President Emmanuel Macron will “commemorate without celebrating” the 200th anniversary of the death of Napoleon Bonaparte today (May 5).
He will give a speech at the Institut de France in Paris this afternoon - with academics and secondary school students in attendance - in which he will face up to the emperor’s legacy, which has been both acclaimed and condemned.
There will also be a presentation by the historian Jean Tulard, an expert on Napoleon in France.
This will be followed by a wreath-laying ceremony at Napoleon’s tomb under the Dôme des Invalides. Mr Macron will be accompanied by the minister of the armed forces Florence Parly, and Jean-Christophe Napoléon, an heir of the former emperor.
Opinions on Napoleon are divided today, with some historians and politicians saying that he should not be honoured.
Essayist Louis-Georges Tin has said the anniversary is time to transform Napoleon’s Paris tomb in Les Invalides into a museum of the Republic’s history.
He argues that Napoleon’s role in restoring slavery to Guadeloupe, where he had earlier abolished it, and confirming slavery in other places such as Martinique and Réunion, as well as his failed and bloody attempt to put down the slave rebellion in what is now Haiti, mean he should not be glorified.
Far-left politician Alexis Corbière, a history teacher, called Napoleon the “gravedigger of the Republic”, due to his dictatorial politics and heavy military losses.
Other historians have acclaimed Napoleon’s role in forming the modern French state – he ensured France had a unified, progressive legal system, reformed the economy, improving trade and introducing fairer taxation, and introduced religious freedoms.

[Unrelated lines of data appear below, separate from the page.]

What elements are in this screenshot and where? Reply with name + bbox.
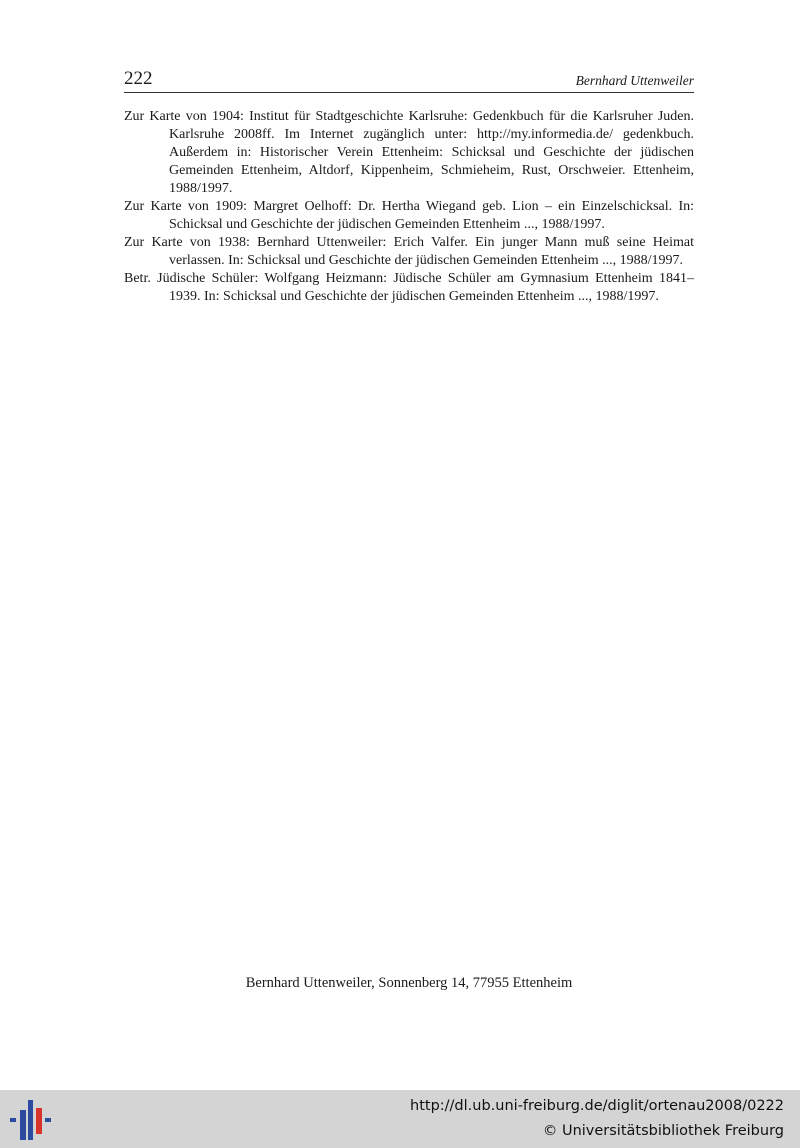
reference-entry: Betr. Jüdische Schüler: Wolfgang Heizmann: Jüdische Schüler am Gymnasium Ettenheim 1841–1939. In: Schicksal und Geschichte der jüdischen Gemeinden Ettenheim ..., 1988/1997. [124,271,694,304]
footer-permalink[interactable]: http://dl.ub.uni-freiburg.de/diglit/ortenau2008/0222 [410,1098,784,1114]
footer-bar [0,1090,800,1148]
ub-freiburg-logo-icon [8,1098,52,1142]
reference-entry: Zur Karte von 1904: Institut für Stadtgeschichte Karlsruhe: Gedenkbuch für die Karlsruher Juden. Karlsruhe 2008ff. Im Internet zugänglich unter: http://my.informedia.de/ gedenkbuch. Außerdem in: Historischer Verein Ettenheim: Schicksal und Geschichte der jüdischen Gemeinden Ettenheim, Altdorf, Kippenheim, Schmieheim, Rust, Orschweier. Ettenheim, 1988/1997. [124,109,694,196]
reference-entry: Zur Karte von 1909: Margret Oelhoff: Dr. Hertha Wiegand geb. Lion – ein Einzelschicksal. In: Schicksal und Geschichte der jüdischen Gemeinden Ettenheim ..., 1988/1997. [124,199,694,232]
running-head [124,66,694,93]
footer-copyright: © Universitätsbibliothek Freiburg [542,1123,784,1139]
author-address: Bernhard Uttenweiler, Sonnenberg 14, 77955 Ettenheim [245,975,573,991]
page-number: 222 [124,68,153,89]
running-head-author: Bernhard Uttenweiler [575,73,694,88]
reference-entry: Zur Karte von 1938: Bernhard Uttenweiler: Erich Valfer. Ein junger Mann muß seine Heimat verlassen. In: Schicksal und Geschichte der jüdischen Gemeinden Ettenheim ..., 1988/1997. [124,235,694,268]
reference-list [124,108,694,306]
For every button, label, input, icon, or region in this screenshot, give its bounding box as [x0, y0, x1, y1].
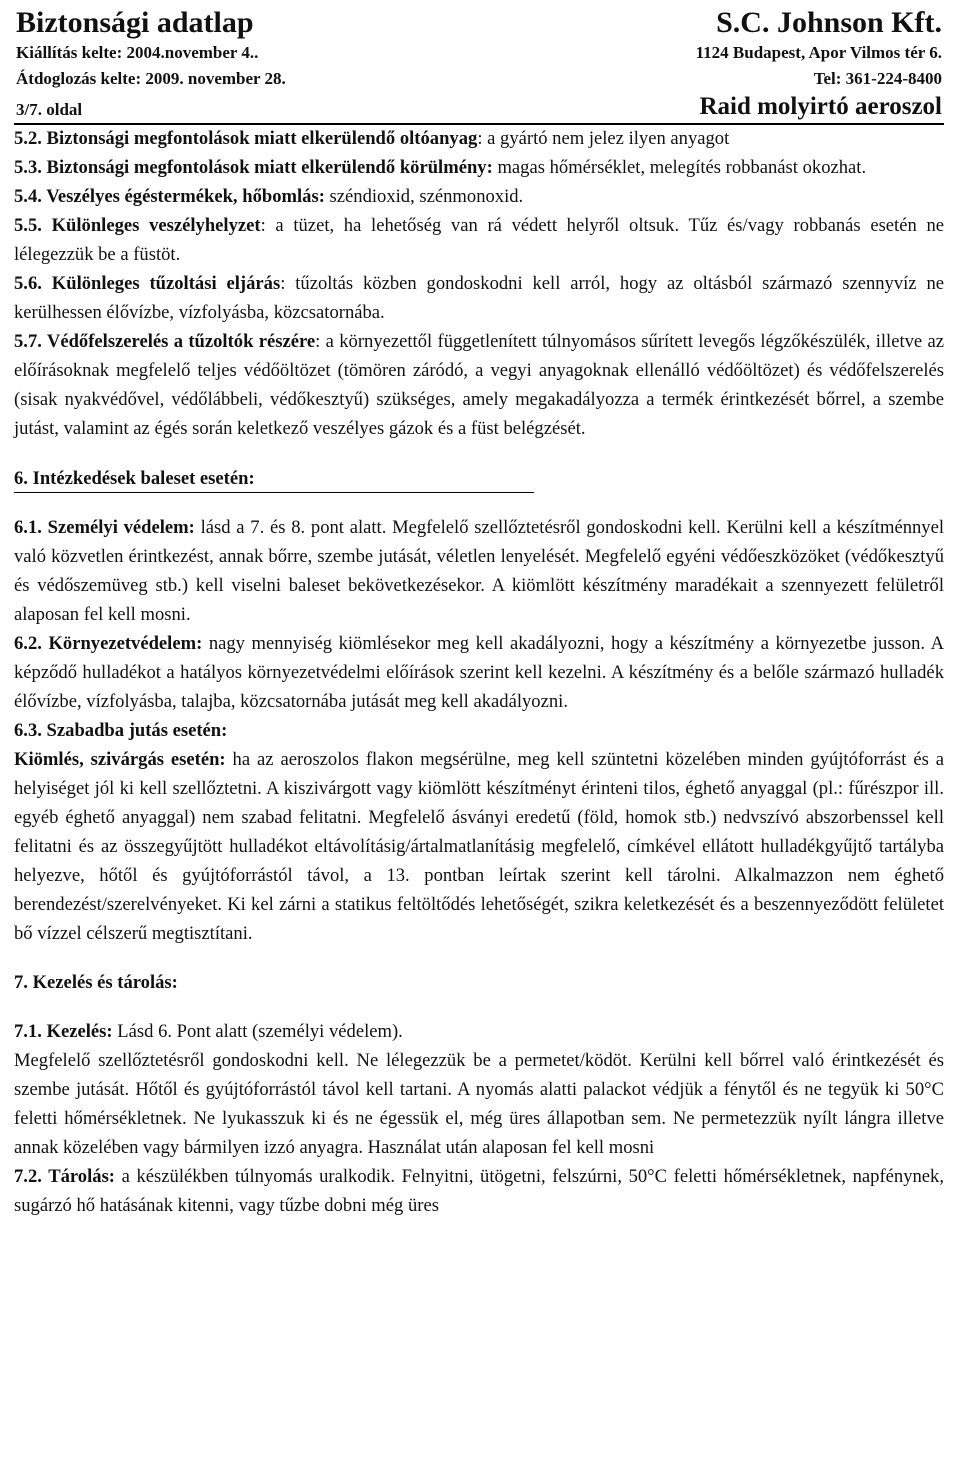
- section-title: Különleges tűzoltási eljárás: [51, 273, 281, 294]
- section-number: 6.2.: [14, 633, 49, 654]
- section-text: széndioxid, szénmonoxid.: [324, 186, 524, 207]
- section-number: 5.5.: [14, 215, 52, 236]
- section-6-2: [14, 629, 944, 716]
- section-5-4: [14, 182, 944, 211]
- spacer: [14, 997, 944, 1017]
- section-text: nagy mennyiség kiömlésekor meg kell akadályozni, hogy a készítmény a környezetbe jusson. A képződő hulladékot a hatályos környezetvédelmi előírások szerint kell kezelni. A készítmény és a belőle származó hulladék élővízbe, vízfolyásba, talajba, közcsatornába jutását meg kell akadályozni.: [14, 633, 944, 712]
- document-page: [14, 6, 944, 1220]
- section-6-1: [14, 513, 944, 629]
- issue-date: Kiállítás kelte: 2004.november 4..: [16, 43, 259, 62]
- document-title: Biztonsági adatlap: [16, 6, 254, 39]
- section-text: lásd a 7. és 8. pont alatt. Megfelelő szellőztetésről gondoskodni kell. Kerülni kell a készítménnyel való közvetlen érintkezést, annak bőrre, szembe jutását, véletlen lenyelését. Megfelelő egyéni védőeszközöket (védőkesztyű és védőszemüveg stb.) kell viselni baleset bekövetkezésekor. A kiömlött készítmény maradékait a szennyezett felületről alaposan fel kell mosni.: [14, 517, 945, 625]
- section-6-3-spill: [14, 745, 944, 948]
- section-title: Személyi védelem:: [47, 517, 195, 538]
- section-text: a készülékben túlnyomás uralkodik. Felnyitni, ütögetni, felszúrni, 50°C feletti hőmérsékletnek, napfénynek, sugárzó hő hatásának kitenni, vagy tűzbe dobni még üres: [14, 1166, 944, 1216]
- section-title: Biztonsági megfontolások miatt elkerülendő oltóanyag: [46, 128, 478, 149]
- section-7-1-text: Megfelelő szellőztetésről gondoskodni kell. Ne lélegezzük be a permetet/ködöt. Kerülni kell bőrrel való érintkezését és szembe jutását. Hőtől és gyújtóforrástól távol kell tartani. A nyomás alatti palackot védjük a fénytől és ne tegyük ki 50°C feletti hőmérsékletnek. Ne lyukasszuk ki és ne égessük el, még üres állapotban sem. Ne permetezzük nyílt lángra illetve annak közelében vagy bármilyen izzó anyagra. Használat után alaposan fel kell mosni: [14, 1050, 944, 1158]
- section-title: Védőfelszerelés a tűzoltók részére: [46, 331, 316, 352]
- section-number: 6.1.: [14, 517, 48, 538]
- company-name: S.C. Johnson Kft.: [716, 6, 942, 39]
- section-text: : a gyártó nem jelez ilyen anyagot: [477, 128, 730, 149]
- section-title: Különleges veszélyhelyzet: [51, 215, 261, 236]
- section-text: : a környezettől függetlenített túlnyomásos sűrített levegős légzőkészülék, illetve az előírásoknak megfelelő teljes védőöltözet (tömören záródó, a vegyi anyagoknak ellenálló védőöltözet) és védőfelszerelés (sisak nyakvédővel, védőlábbeli, védőkesztyű) szükséges, amely megakadályozza a termék érintkezését bőrrel, a szembe jutást, valamint az égés során keletkező veszélyes gázok és a füst belégzését.: [14, 331, 945, 439]
- section-text: : a tüzet, ha lehetőség van rá védett helyről oltsuk. Tűz és/vagy robbanás esetén ne lélegezzük be a füstöt.: [14, 215, 945, 265]
- section-title: Kezelés:: [46, 1021, 113, 1042]
- section-title: Szabadba jutás esetén:: [46, 720, 228, 741]
- section-6-3: [14, 716, 944, 745]
- section-text: magas hőmérséklet, melegítés robbanást okozhat.: [492, 157, 867, 178]
- section-number: 5.2.: [14, 128, 47, 149]
- section-number: 6.3.: [14, 720, 47, 741]
- section-title: Veszélyes égéstermékek, hőbomlás:: [46, 186, 325, 207]
- section-title: Környezetvédelem:: [48, 633, 203, 654]
- section-title: Kiömlés, szivárgás esetén:: [14, 749, 226, 770]
- section-text: ha az aeroszolos flakon megsérülne, meg kell szüntetni közelében minden gyújtóforrást és a helyiséget jól ki kell szellőztetni. A kiszivárgott vagy kiömlött készítményt érinteni tilos, éghető anyaggal (pl.: fűrészpor ill. egyéb éghető anyaggal) nem szabad felitatni. Megfelelő ásványi eredetű (föld, homok stb.) nedvszívó abszorbenssel kell felitatni és az összegyűjtött hulladékot eltávolításig/ártalmatlanításig megfelelő, címkével ellátott hulladékgyűjtő tartályba helyezve, hőtől és gyújtóforrástól távol, a 13. pontban leírtak szerint kell tárolni. Alkalmazzon nem éghető berendezést/szerelvényeket. Ki kel zárni a statikus feltöltődés lehetőségét, szikra keletkezését és a beszennyeződött felületet bő vízzel célszerű megtisztítani.: [14, 749, 944, 944]
- section-text: : tűzoltás közben gondoskodni kell arról, hogy az oltásból származó szennyvíz ne kerülhessen élővízbe, vízfolyásba, közcsatornába.: [14, 273, 944, 323]
- section-title: Tárolás:: [48, 1166, 115, 1187]
- document-body: [14, 124, 944, 1220]
- section-number: 5.3.: [14, 157, 47, 178]
- company-phone: Tel: 361-224-8400: [813, 69, 942, 88]
- page-number: 3/7. oldal: [16, 100, 83, 119]
- revision-date: Átdoglozás kelte: 2009. november 28.: [16, 69, 286, 88]
- section-heading-7: 7. Kezelés és tárolás:: [14, 972, 178, 993]
- section-number: 7.2.: [14, 1166, 49, 1187]
- section-5-6: [14, 269, 944, 327]
- section-number: 5.6.: [14, 273, 52, 294]
- section-7-1: [14, 1017, 944, 1046]
- section-5-2: [14, 124, 944, 153]
- section-5-3: [14, 153, 944, 182]
- section-number: 5.7.: [14, 331, 47, 352]
- section-number: 7.1.: [14, 1021, 47, 1042]
- section-7-2: [14, 1162, 944, 1220]
- section-5-7: [14, 327, 944, 443]
- spacer: [14, 948, 944, 968]
- header-divider: [14, 123, 944, 125]
- section-text: Lásd 6. Pont alatt (személyi védelem).: [112, 1021, 403, 1042]
- section-heading-6: 6. Intézkedések baleset esetén:: [14, 466, 534, 493]
- company-address: 1124 Budapest, Apor Vilmos tér 6.: [695, 43, 942, 62]
- section-5-5: [14, 211, 944, 269]
- product-name: Raid molyirtó aeroszol: [699, 93, 942, 120]
- spacer: [14, 493, 944, 513]
- page-header: [14, 6, 944, 124]
- spacer: [14, 443, 944, 463]
- section-title: Biztonsági megfontolások miatt elkerülendő körülmény:: [46, 157, 493, 178]
- section-number: 5.4.: [14, 186, 47, 207]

You can read more about the debate on Napoleon in our article here, which featured in our May print paper: Napoleon: Should France mark the 200th anniversary of his death?
Napoleon Bonaparte (August 15, 1769 – May 5, 1821) rose to prominence during the French Revolution and led several successful campaigns during the Revolutionary Wars.
He was “Emperor of the French” under the name Napoleon I from 1804 until 1814, and then again in 1815.